II. È vera comunione . ‑ Non era un semplice sentimento; era reale disponibilità, condivisione letterale, vera comunione. Gli era stato insegnato da Dio ad amarsi l'un l'altro, e lo fecero. Il mondo ha visto ciò che non aveva mai visto prima. 'Guarda come questi cristiani si amano l'un l'altro!' esclamarono. Il mondo lo vide e rabbrividì. Per una società come questa, con ramificazioni in tutto l'impero, vincolata da questi vincoli di mutuo sostegno, i suoi membri pronti a fare o soffrire qualsiasi cosa l'uno per l'altro, cosa potrebbe non realizzare? Il suo potere era onnipotente; nulla potrebbe resistergli, a meno che non possa essere schiacciato nella sua giovinezza.

III. Il male della divisione interna . ‑ Se i propositi di Dio verso il mondo per mezzo della Chiesa non fossero stati ostacolati, ostacolati e respinti dalla fragilità umana e dalle astuzie del Diavolo, l'unica Santa Chiesa Cattolica e Apostolica, nella quale diciamo ancora che crediamo, deve essersi dimostrato irresistibile. Duemila anni sarebbero stati più che sufficienti per vincere il mondo per Cristo. Ma tu conosci la triste storia.

Il mantello di Cristo è lacerato e la fede difficilmente può sopportare lo sforzo di questa punizione per tutta la vita. E la cosa peggiore è che non ne vediamo il peccato, ma come è scritto, 'La mia gente ama che sia così'.

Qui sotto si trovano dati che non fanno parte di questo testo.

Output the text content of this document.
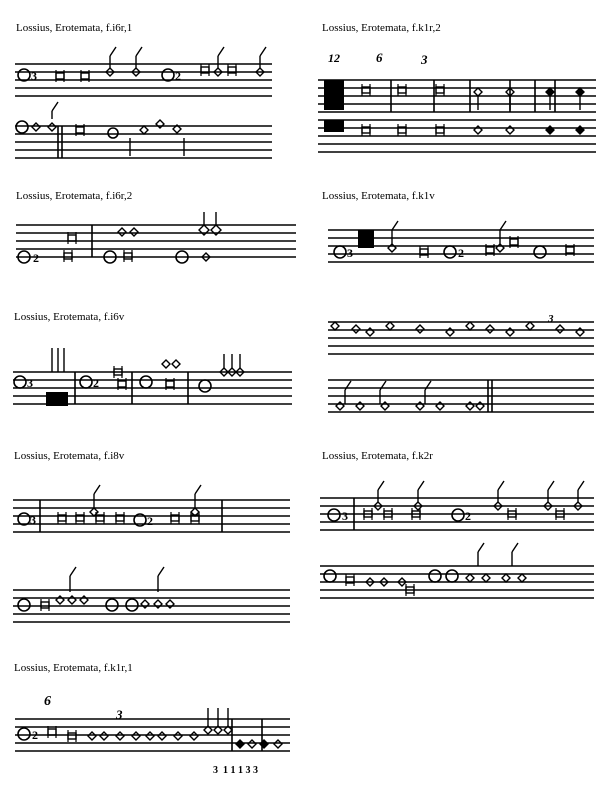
Lossius, Erotemata, f.i6r,1	Lossius, Erotemata, f.k1r,2
Lossius, Erotemata, f.i6r,2	Lossius, Erotemata, f.k1v
Lossius, Erotemata, f.i6v
Lossius, Erotemata, f.i8v	Lossius, Erotemata, f.k2r
Lossius, Erotemata, f.k1r,1
3	2
2	3	2
3	2
3	2	3	2
2
12	6	3
3
6
3
3  1 1 1 3 3
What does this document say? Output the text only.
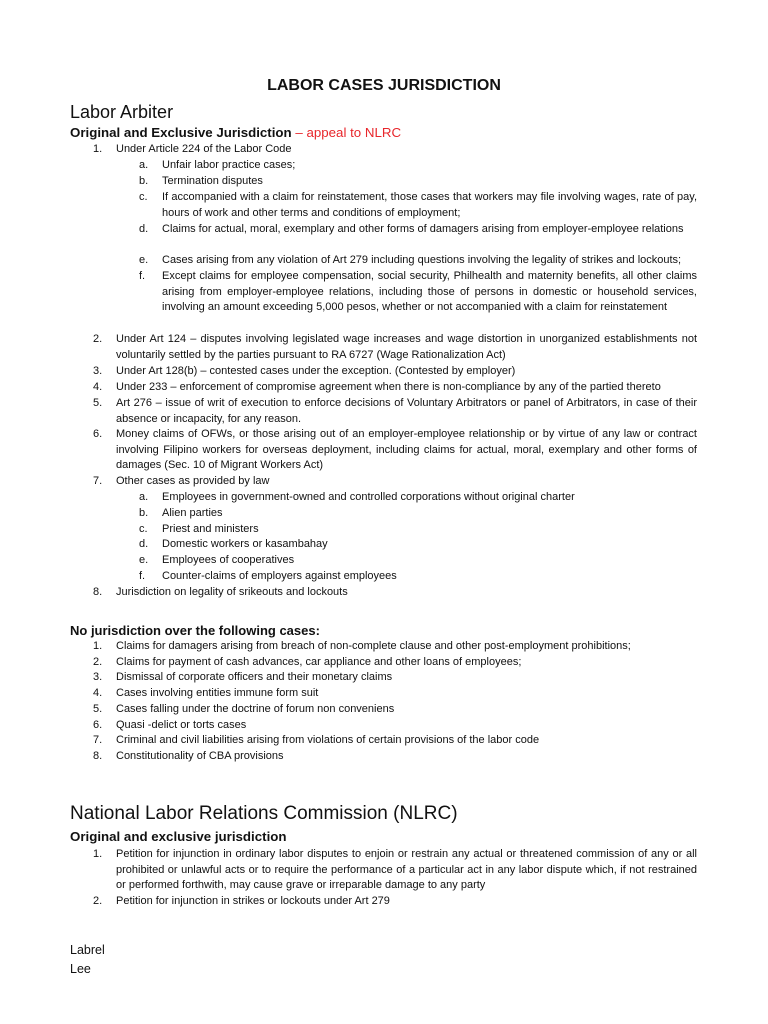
LABOR CASES JURISDICTION
Labor Arbiter
Original and Exclusive Jurisdiction – appeal to NLRC
1.	Under Article 224 of the Labor Code
a.	Unfair labor practice cases;
b.	Termination disputes
c.	If accompanied with a claim for reinstatement, those cases that workers may file involving wages, rate of pay, hours of work and other terms and conditions of employment;
d.	Claims for actual, moral, exemplary and other forms of damagers arising from employer-employee relations
e.	Cases arising from any violation of Art 279 including questions involving the legality of strikes and lockouts;
f.	Except claims for employee compensation, social security, Philhealth and maternity benefits, all other claims arising from employer-employee relations, including those of persons in domestic or household services, involving an amount exceeding 5,000 pesos, whether or not accompanied with a claim for reinstatement
2.	Under Art 124 – disputes involving legislated wage increases and wage distortion in unorganized establishments not voluntarily settled by the parties pursuant to RA 6727 (Wage Rationalization Act)
3.	Under Art 128(b) – contested cases under the exception. (Contested by employer)
4.	Under 233 – enforcement of compromise agreement when there is non-compliance by any of the partied thereto
5.	Art 276 – issue of writ of execution to enforce decisions of Voluntary Arbitrators or panel of Arbitrators, in case of their absence or incapacity, for any reason.
6.	Money claims of OFWs, or those arising out of an employer-employee relationship or by virtue of any law or contract involving Filipino workers for overseas deployment, including claims for actual, moral, exemplary and other forms of damages (Sec. 10 of Migrant Workers Act)
7.	Other cases as provided by law
a.	Employees in government-owned and controlled corporations without original charter
b.	Alien parties
c.	Priest and ministers
d.	Domestic workers or kasambahay
e.	Employees of cooperatives
f.	Counter-claims of employers against employees
8.	Jurisdiction on legality of srikeouts and lockouts
No jurisdiction over the following cases:
1.	Claims for damagers arising from breach of non-complete clause and other post-employment prohibitions;
2.	Claims for payment of cash advances, car appliance and other loans of employees;
3.	Dismissal of corporate officers and their monetary claims
4.	Cases involving entities immune form suit
5.	Cases falling under the doctrine of forum non conveniens
6.	Quasi -delict or torts cases
7.	Criminal and civil liabilities arising from violations of certain provisions of the labor code
8.	Constitutionality of CBA provisions
National Labor Relations Commission (NLRC)
Original and exclusive jurisdiction
1.	Petition for injunction in ordinary labor disputes to enjoin or restrain any actual or threatened commission of any or all prohibited or unlawful acts or to require the performance of a particular act in any labor dispute which, if not restrained or performed forthwith, may cause grave or irreparable damage to any party
2.	Petition for injunction in strikes or lockouts under Art 279
Labrel
Lee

IV. Tornare all'ideale . — È meraviglioso, di fronte a questo spirito di divisione e di antagonismo, che uomini seri giungano alla conclusione che la vita della Chiesa non è più una via di benedizione e di pace? L'abbiamo portato su noi stessi dimenticando la lezione primaria di Cristo di sacrificio di sé, servizio, amore. Dobbiamo tornare all'ideale dei primi giorni. Dobbiamo pregare che questo ideale possa sorgere ancora una volta davanti alle nostre menti, che non possiamo più accontentarci del nostro stato diviso; che lo Spirito Santo di comunione possa covare sul caos e sulla confusione della nostra vita religiosa inglese, ed elevarne, come solo Lui può, l'ordine, l'armonia e l'amore. Con lo Spirito Santo di unità come nostro maestro, possiamo ancora una volta essere insegnati da Dio ad amarci gli uni gli altri.

—Dean Armitage Robinson.

Illustrazione

"Il mondo ha cercato di schiacciare la Chiesa primitiva con il fuoco e la spada, ma il sangue dei "martiri era il seme della Chiesa". Quanto più lo calpestavano, tanto più si rafforzava, fino a che alla fine pretendeva, sotto Costantino, di essere riconosciuta come l'unica vera religione dell'impero stesso. Un po' più tardi Giuliano, che era stato educato come un greco, ma poi tentò di resuscitare l'antica religione romana, e quindi fu chiamato l'Apostata, Giuliano, conoscendo il segreto della forza del cristianesimo, tentò di sconfiggerlo copiandolo.

Ma lo spirito di fratellanza non poteva essere creato da editti imperiali più di quanto non possa esserlo oggi da Atti del Parlamento. Il mondo poteva essere solo un uomo in Cristo , e Julian fallì miseramente. "Oh, Galilæan, tu hai vinto!" si dice che abbia detto con il suo ultimo respiro. Il fatto era vero, che la storia fosse storica o meno. La vita di Cristo riproduceva nella Chiesa il suo corpo e il suo compimento era divinamente forte. Gli era stato insegnato da Dio ad amarsi l'un l'altro».